Friday, January 30, 2015
In Memoriam: Bernice Gordon, 1914–2015
In honor of Bernice Gordon, my friend and collaborator who died yesterday at the age of 101, there will be no regular post today; the blog will resume next Friday.
I first contacted Bernice in March of 2013 about doing an interview for this site. Shortly thereafter, we decided to collaborate on a puzzle about age differences; that puzzle was published on June 26, 2013, in The New York Times. At the time, Bernice was 99 and the oldest living Times constructor and, at 16, I was the youngest; our age difference was 83 years. In September that year we met in person in Philadelphia—a meeting I wrote about here. I was on the East Coast briefly again this summer and one morning drove down from New Haven to Philadelphia to meet Bernice for lunch. We had a lovely meal, talked about crosswords, and played Bookworm on her computer until I had to leave late that afternoon for New York. All told, we collaborated on three puzzles; our second one appeared in the Times on August 11, 2014, and our most recent effort was, fittingly, accepted by her dear friend John Samson on November 11 and will appear in Simon & Schuster's Mega 15.

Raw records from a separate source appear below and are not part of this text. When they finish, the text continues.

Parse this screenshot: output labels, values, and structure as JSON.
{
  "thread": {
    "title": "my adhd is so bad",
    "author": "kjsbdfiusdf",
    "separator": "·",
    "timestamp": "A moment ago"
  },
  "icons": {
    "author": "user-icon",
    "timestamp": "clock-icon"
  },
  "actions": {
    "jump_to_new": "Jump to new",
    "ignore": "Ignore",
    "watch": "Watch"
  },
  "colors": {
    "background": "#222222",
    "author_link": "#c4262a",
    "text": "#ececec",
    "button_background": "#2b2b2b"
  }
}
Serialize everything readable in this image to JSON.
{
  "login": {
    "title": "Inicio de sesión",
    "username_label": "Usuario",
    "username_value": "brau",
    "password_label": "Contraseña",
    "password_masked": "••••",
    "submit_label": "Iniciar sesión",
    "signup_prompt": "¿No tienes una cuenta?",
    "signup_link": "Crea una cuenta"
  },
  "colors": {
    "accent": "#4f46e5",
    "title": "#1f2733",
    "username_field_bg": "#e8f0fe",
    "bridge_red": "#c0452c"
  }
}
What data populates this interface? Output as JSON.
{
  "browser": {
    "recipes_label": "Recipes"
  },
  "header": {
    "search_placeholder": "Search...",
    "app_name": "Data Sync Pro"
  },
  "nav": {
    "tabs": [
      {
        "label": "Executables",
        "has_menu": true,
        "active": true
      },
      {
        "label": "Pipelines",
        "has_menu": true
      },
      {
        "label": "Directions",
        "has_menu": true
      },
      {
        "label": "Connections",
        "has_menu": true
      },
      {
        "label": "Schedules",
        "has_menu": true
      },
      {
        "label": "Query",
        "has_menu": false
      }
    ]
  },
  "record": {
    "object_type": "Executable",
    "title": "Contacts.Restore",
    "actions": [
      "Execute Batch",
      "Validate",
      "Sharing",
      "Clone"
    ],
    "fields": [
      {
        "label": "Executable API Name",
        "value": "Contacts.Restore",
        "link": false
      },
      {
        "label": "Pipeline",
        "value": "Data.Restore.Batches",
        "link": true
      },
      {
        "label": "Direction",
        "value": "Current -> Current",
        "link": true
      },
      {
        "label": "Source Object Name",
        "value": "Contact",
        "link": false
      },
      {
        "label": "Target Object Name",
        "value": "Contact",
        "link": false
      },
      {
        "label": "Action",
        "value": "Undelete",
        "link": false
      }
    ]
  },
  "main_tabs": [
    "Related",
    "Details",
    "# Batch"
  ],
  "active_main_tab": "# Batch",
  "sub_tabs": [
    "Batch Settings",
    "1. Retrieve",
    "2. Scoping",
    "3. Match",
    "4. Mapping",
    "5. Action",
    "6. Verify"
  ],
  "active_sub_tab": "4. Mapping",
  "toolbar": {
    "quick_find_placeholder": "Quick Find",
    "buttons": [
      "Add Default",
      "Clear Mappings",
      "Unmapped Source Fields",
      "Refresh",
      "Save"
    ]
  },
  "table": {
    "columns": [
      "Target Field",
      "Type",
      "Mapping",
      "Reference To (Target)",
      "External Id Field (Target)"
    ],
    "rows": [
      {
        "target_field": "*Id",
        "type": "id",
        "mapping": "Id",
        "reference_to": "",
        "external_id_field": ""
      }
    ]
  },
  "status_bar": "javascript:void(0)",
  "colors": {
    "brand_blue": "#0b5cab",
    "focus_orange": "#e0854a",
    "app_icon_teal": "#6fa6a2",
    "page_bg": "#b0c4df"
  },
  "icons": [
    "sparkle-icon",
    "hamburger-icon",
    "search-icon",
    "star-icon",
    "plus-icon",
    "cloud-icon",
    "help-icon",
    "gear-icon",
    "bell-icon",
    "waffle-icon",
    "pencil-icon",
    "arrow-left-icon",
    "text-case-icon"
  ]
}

Over time we became fast friends, exchanging more than 700 e-mails, all of which I saved; in the relatively short time we knew each other, she also became the grandmother I never really had. Lately we had both been writing every day or so, because Bernice knew she was dying. Even though my e-mails were short and usually of little import, I knew she loved getting them, and I hoped they would keep her alive longer. Bernice very much wanted to know where I would end up going to college, but in December, just a few days before I was to hear from my early action school, her e-mails to me abruptly stopped. I kept writing, and when I learned that I had been accepted, wrote to her right away, not knowing whether she would ever receive the news. Two days later, though, she wrote back—she was thrilled for me, and I was so glad she was alive. Even though she still didn't know for certain where I would end up, she knew it would be somewhere wonderful and told me she could now die in peace. We exchanged quite a few more e-mails between then and January 11—her 101st birthday and the day I received her last e-mail. I kept writing, hoping her e-mails would resume again, but they never did. On Wednesday, the night before she died, I sent her what would be my final e-mail.